With VAT imposed on most of goods and services, some have been exempted and zero-rated, the government is projected to collect Dh12 billion in 2018 from the new tax and Dh20 billion a year later as more and more companies come into the tax fray.
Industry analysts and executives believe that VAT - which is the lowest in the world - will bring transparency and give credibility to UAE corporates. While impact on consumers' spending trends will be very minimal because five per cent VAT will translate into around two per cent in terms of inflation on the consumers as some of it will be absorbed by the companies as well. Analysts believe that this sudden reaction is normal among the residents ahead of the implementation of VAT but people will get used to the new tax regime with the passage of time.
According to economists, it is estimated that inflation will increase in the range of 1.5 per cent to 2.5 per cent due to VAT as some of it will be absorbed by the corporates in the supply-chain mechanism.

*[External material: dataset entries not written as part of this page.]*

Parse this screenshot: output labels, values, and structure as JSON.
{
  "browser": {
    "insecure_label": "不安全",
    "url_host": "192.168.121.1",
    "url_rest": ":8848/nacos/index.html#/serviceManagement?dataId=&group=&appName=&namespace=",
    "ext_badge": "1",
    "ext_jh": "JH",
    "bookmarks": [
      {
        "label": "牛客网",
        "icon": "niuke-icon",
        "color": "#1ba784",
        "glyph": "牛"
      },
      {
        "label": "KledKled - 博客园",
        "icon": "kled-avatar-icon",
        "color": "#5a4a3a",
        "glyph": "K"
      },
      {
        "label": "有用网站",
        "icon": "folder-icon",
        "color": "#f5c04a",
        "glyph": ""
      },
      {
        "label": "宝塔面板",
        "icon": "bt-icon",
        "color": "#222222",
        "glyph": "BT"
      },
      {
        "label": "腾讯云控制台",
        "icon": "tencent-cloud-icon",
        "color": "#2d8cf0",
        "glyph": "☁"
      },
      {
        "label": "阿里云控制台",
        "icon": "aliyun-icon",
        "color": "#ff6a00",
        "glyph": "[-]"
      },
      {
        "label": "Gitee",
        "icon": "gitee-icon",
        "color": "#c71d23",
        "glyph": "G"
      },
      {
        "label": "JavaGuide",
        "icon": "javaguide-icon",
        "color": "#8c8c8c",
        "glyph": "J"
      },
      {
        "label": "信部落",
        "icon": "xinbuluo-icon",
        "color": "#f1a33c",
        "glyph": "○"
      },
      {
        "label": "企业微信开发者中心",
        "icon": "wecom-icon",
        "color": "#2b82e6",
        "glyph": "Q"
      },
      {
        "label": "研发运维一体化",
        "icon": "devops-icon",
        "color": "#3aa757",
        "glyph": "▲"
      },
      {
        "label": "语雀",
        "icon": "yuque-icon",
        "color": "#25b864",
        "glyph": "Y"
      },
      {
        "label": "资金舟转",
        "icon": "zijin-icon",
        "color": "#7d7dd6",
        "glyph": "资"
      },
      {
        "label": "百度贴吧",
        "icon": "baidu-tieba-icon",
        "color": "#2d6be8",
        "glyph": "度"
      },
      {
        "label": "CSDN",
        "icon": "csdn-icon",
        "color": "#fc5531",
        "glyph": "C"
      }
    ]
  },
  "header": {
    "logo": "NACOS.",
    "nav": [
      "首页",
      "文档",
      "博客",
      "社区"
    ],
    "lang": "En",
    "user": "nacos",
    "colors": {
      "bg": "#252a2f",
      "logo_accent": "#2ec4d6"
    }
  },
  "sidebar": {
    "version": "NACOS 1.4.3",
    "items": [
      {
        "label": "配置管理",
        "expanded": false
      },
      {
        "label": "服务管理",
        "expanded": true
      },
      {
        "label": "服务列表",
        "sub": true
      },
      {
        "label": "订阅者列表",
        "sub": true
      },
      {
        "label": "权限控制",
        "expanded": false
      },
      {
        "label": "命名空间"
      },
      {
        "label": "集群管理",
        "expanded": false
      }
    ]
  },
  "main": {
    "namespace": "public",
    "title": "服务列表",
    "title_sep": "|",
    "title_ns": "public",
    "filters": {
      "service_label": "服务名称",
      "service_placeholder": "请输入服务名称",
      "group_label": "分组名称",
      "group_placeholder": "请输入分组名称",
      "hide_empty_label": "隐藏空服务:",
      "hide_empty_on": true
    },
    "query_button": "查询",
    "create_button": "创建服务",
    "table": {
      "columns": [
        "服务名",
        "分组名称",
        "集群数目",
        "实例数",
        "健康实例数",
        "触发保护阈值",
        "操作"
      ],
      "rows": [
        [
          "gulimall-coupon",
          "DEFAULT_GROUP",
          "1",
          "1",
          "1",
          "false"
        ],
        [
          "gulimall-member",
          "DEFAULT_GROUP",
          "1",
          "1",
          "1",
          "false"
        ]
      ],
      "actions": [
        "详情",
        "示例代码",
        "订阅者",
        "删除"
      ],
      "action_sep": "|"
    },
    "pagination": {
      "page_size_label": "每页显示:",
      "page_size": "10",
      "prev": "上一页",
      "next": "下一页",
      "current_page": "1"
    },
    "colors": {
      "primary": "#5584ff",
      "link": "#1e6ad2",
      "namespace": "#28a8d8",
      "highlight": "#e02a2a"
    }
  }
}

"Most of the world has implemented VAT. It will bring in confidence into the UAE's system of accounting and transparency. It will improve credibility of the country and more investors are likely to come in," says GR Mehta, managing director, Kaanee American International Tobacco; and former chairman of The Institute of Chartered Accountants of India (Dubai Chapter).
With around 350,000 companies projected to register for the Tax Registration Number, the UAE's Federal Tax Authority has set Dh375,000 as the threshold to register for TRN. Following the registration deadline of December 4, 2017 for registration, the Federal Tax Authority has been issuing provisional TRN to the companies.
Since five per cent VAT is among the lowest rates in the world, some of the countries have imposed the tax as high as 25 per cent in Denmark, 20 per cent in Morocco and 18 per cent in Tunisia.
Earlier, the UAE levied 50 per cent excise tax on purchase of carbonated and energy drinks and 100 per cent on tobacco products from October 1, 2017.
These levies will reduce the government's dependence on petrodollars and diversify its resources to invest in further develop infrastructure such as public parks, hospitals, roads and transport etc.
Naveen Sharma, chairman, ICAI (Dubai Chapter), believes that VAT will bring in confidence of the outside world into the UAE's system of accounting and transparency.
"If we are using Dubai roads, public parks and infrastructure, I don't think paying 2 or 2.5 per cent more as inflation is bad as we enjoy the best quality lifestyle that we have now," he said, adding that Dh12 billion is a lot which the government will collect from VAT and pump it into the development of infrastructure. This will double the rate of economic growth that has been seen in the past, Sharma said.
According to a report by the Institute of Chartered Accountants in England and Wales (ICAEW) and Oxford Economics, the UAE will record an accelerated growth in 2018 to 3.6 per cent from 1.7 per cent in 2017. The momentum will continue with GDP growing at 3.6 per cent in 2019.
In order to make it easier for the companies to obtain their TRN, the Federal Tax Authority recently announced provisional tax registration numbers to companies and individuals meeting the threshold.